Professor, German and Film, Television, and Media
About
Prof. von Moltke's research and teaching centers on Film and German Cultural History of the 20th and 21st centuries. He studied in Germany, France, and the US, and has previously taught at the University of Hildesheim in Germany. He is the author of No Place Like Home: Locations of Heimat in German Cinema, winner of the MLA Scaglione Prize for Best Book in German Studies. Combining his interests in German, Film, and Cultural Studies, he has published widely on issues in German Cinema, Critical Theory, and 20th-century German culture. Articles on the work of Alexander Kluge, the role of melodrama and affect in recent historical “event television,” on New German Cinema, the phenomenon of stardom in Germany and Hollywood, representations of Jewishness, the culture of Americanization, and popular culture in postwar Germany, and more have appeared, among others, in New German Critique, Screen, Cinema Journal, Germanic Review as well as in numerous edited volumes in the U.S. and Germany.
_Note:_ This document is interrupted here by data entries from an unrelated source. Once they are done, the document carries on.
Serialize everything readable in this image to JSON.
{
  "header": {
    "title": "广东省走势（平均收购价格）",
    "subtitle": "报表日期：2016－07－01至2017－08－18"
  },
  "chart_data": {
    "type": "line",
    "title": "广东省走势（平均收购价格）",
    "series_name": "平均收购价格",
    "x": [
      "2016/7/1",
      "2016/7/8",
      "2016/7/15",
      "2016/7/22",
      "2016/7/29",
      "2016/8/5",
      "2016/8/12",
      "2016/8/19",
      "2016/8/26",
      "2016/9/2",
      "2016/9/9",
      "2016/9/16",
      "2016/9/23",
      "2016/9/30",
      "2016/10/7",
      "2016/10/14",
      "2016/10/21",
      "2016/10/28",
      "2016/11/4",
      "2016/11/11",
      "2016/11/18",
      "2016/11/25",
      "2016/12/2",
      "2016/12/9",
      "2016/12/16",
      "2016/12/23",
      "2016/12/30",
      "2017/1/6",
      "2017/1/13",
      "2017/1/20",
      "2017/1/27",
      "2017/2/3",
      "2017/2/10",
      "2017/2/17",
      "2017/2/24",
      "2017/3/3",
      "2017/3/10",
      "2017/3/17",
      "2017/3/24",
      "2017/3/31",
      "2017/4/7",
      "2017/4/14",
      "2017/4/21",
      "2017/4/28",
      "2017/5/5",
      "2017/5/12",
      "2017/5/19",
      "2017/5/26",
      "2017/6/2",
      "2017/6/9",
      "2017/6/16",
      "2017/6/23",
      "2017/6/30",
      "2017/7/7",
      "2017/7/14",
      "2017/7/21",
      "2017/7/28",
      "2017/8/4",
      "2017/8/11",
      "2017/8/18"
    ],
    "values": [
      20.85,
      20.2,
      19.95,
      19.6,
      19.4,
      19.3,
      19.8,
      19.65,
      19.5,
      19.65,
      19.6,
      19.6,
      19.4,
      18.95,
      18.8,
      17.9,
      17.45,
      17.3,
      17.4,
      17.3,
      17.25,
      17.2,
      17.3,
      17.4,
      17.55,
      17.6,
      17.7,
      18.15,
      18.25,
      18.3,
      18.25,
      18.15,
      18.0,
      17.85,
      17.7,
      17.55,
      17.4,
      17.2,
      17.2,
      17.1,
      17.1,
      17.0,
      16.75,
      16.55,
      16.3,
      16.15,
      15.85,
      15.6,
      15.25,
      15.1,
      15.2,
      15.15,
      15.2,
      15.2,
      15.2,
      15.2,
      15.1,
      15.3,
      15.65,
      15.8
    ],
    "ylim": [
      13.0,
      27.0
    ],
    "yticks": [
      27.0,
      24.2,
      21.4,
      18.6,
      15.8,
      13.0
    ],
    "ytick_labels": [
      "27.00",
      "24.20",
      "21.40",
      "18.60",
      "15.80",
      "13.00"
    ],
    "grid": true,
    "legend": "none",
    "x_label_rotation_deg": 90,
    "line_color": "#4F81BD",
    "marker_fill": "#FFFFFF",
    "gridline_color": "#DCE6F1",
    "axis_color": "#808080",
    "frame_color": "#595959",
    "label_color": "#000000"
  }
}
Together with Julia Hell and Andreas Gailus, Johannes von Moltke currently serves as executive editor for The Germanic Review, and together with Gerd Gemünden he is the series editor for Screen Cultures: German Film and the Visual at Camden House. He is the organizer of the German Film Institute, a biannual event hosted by the University of Michigan and directed by Anton Kaes (Berkeley) and Eric Rentschler (Harvard). Prof. von Moltke was recently elected to the Board of the German Studies Association.
In addition to his work on a monograph that considers Siegfried Kracauer's role as a cultural theorist at the intersection of the Frankfurt School and the New York Intellectuals, Prof. von Moltke is also editing two volumes of essays by and about Siegfried Kracauer, respectively: together with Gerd Gemünden (Dartmouth College), he has assembled an interdisciplinary anthology of essays entitled Culture in the Anteroom: The Legacies of Siegfried Kracauer, to be published by University of Michigan Press; and together with Kristy Rawson, Ph.D. candidate in Screen Arts & Cultures at the University of Michigan, he is editing a collection Kracauer’s writings during his American exile. Entitled Affinities: Siegfried Kracauer’s American Writings 1941-1966, this volume is to be published by the University of California Press.
Professor von Moltke’s past courses and future teaching interests include Film Analysis, Film Theory, German Film History, Fascist Cinema, New German Cinema, Siegfried Kracauer, Critical Theory, Melodrama and Affect.
Fields of Study: 20th- and 21st-century film, literature, and culture; Critical Theory; film theory; German film history.